В тот же день, в среду, 11 сентября, в 16 часов на трибуну поднялся представитель Эфиопии и произнес простую, но своеобразную речь, проникнутую заботой о высокой нравственности и упованием на божью милость. Эфиопия требовала посылки международной комиссии по расследованию. Она готова была принять «любое разумное предложение». Она с должным вниманием отнесется к экономическим интересам и к требованиям прогресса цивилизации. Она взывала «к сердцу человечества»; она хотела «способствовать сохранению мира в божьем царстве на земле».
Сэр Сэмюэль Хор, принимая мои поздравления, настаивал на том, чтобы Франция дала свой ответ.
Четверг, 12 сентября. Мне по-прежнему неизвестны намерения Лаваля, с которым я не виделся. Ван-Зееланд сообщил мне, что Бельгия поддержит Лигу наций на все «сто процентов». Повсюду задают один и тот же вопрос: «Как поступит, что скажет Франция?» Лаваль разыскал меня на Ассамблее, чтобы узнать мое мнение о подготовленной им речи.

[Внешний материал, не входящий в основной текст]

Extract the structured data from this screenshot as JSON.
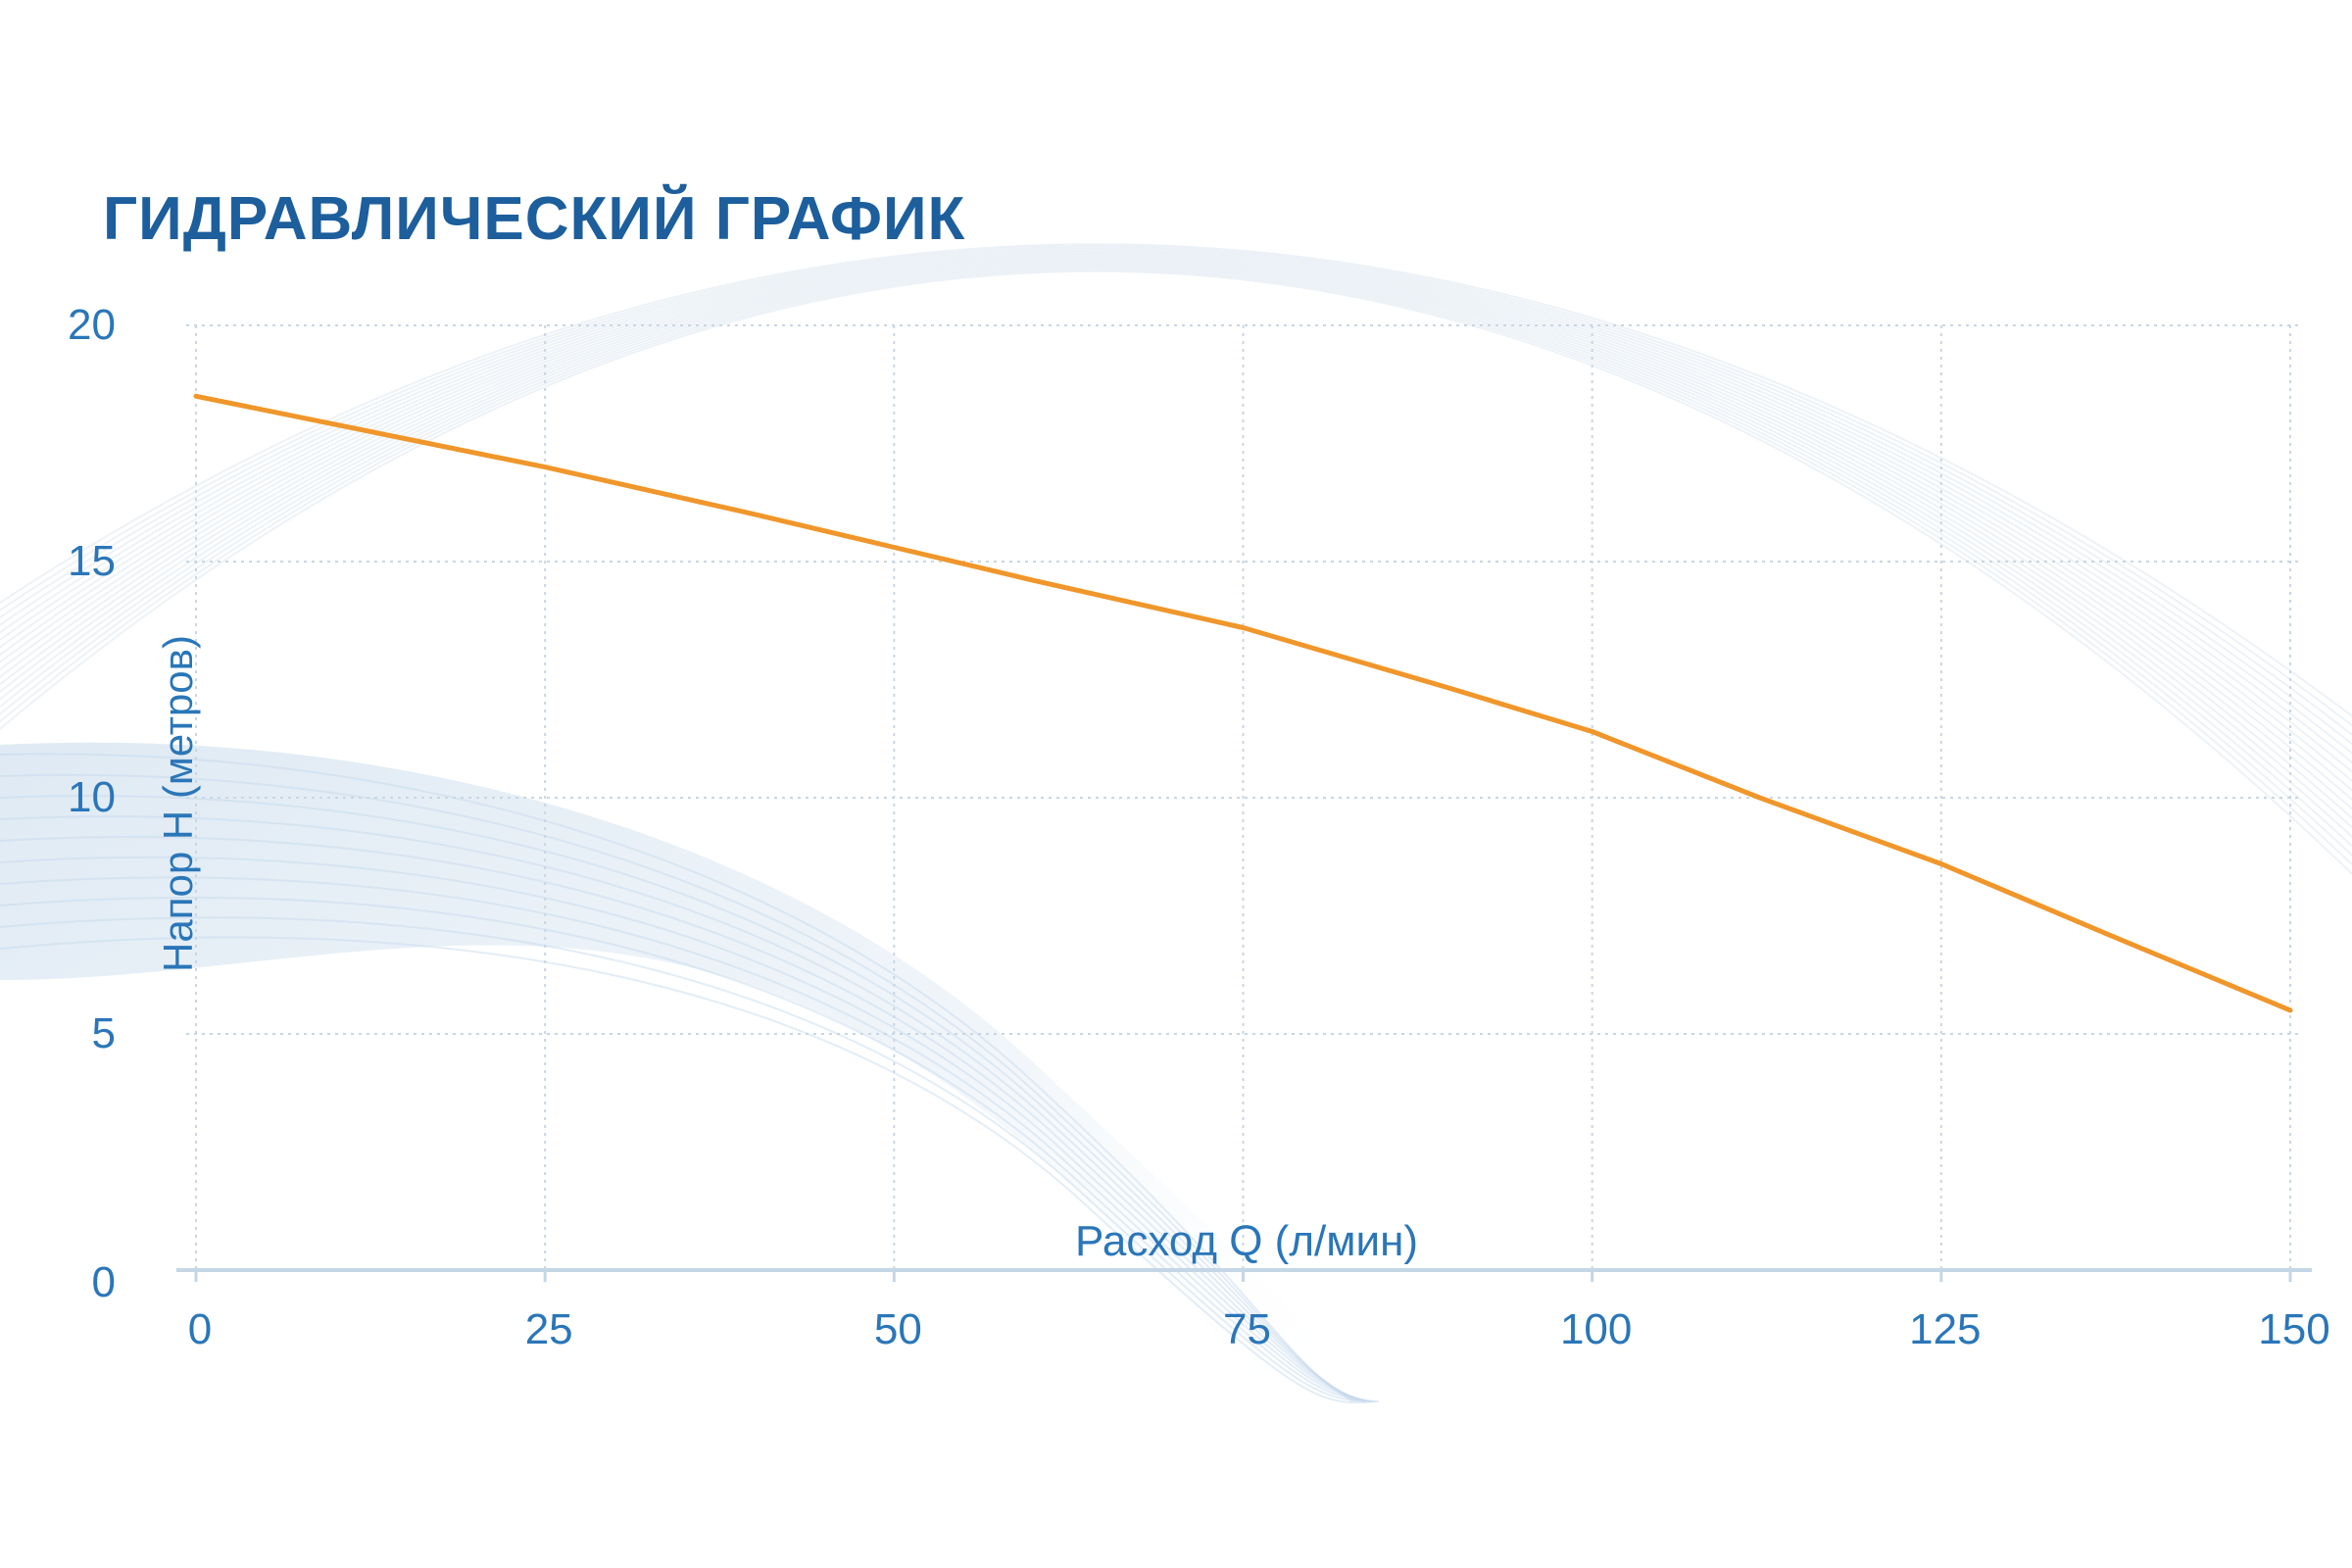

То, что он мне сообщил, на мой взгляд, соответствует традиционной доктрине Франции, хотя в речи имеется ряд шпилек в адрес Англии, которые я посоветовал ему смягчить.
Министр иностранных дел Нидерландов г-н де Грефф выразил недовольство нападками на идею коллективной безопасности и высказался в поддержку Лиги наций. В свою очередь он также затронул вопрос о распределении сырьевых ресурсов, актуальность которого в этом году ощущается повсеместно, потребовав, однако, чтобы этот вопрос был разрешен в соответствии с принципами права. Он высказался за экономическую политику открытых дверей. «Необходимо, заявил он, чтобы, принимая решение, каждый осознал свою ответственность». Речь де Греффа имела большой успех. Министр иностранных дел Швеции Сандлер, также встреченный громкими аплодисментами, подчеркнул интерес малых государств к обсуждаемым вопросам. «Проблема рабства касается не только Италии; она должна интересовать всю Лигу наций». [700]
Таким образом, мнение мировой общественности постепенно определялось. Мужественно и ясно изложил свою точку зрения Ван-Зееланд. Он согласен нести свою долю бремени коллективных решений и полностью поддержал представителя Великобритании. «Бельгия до конца выполнит свои обязательства».
Завтрак с Хором и Иденом. После завтрака Лаваль, Поль Бонкур, Бонне и я обменялись мнениями относительно принципиального содержания подготавливаемой Лавалем речи. В пятницу, 13 сентября, до начала заседания, Лаваль передал мне текст своего выступления. По моему предложению он внес в текст ряд поправок, усиливавших места, где говорилось о нашей верности Лиге наций и о франко-британской солидарности.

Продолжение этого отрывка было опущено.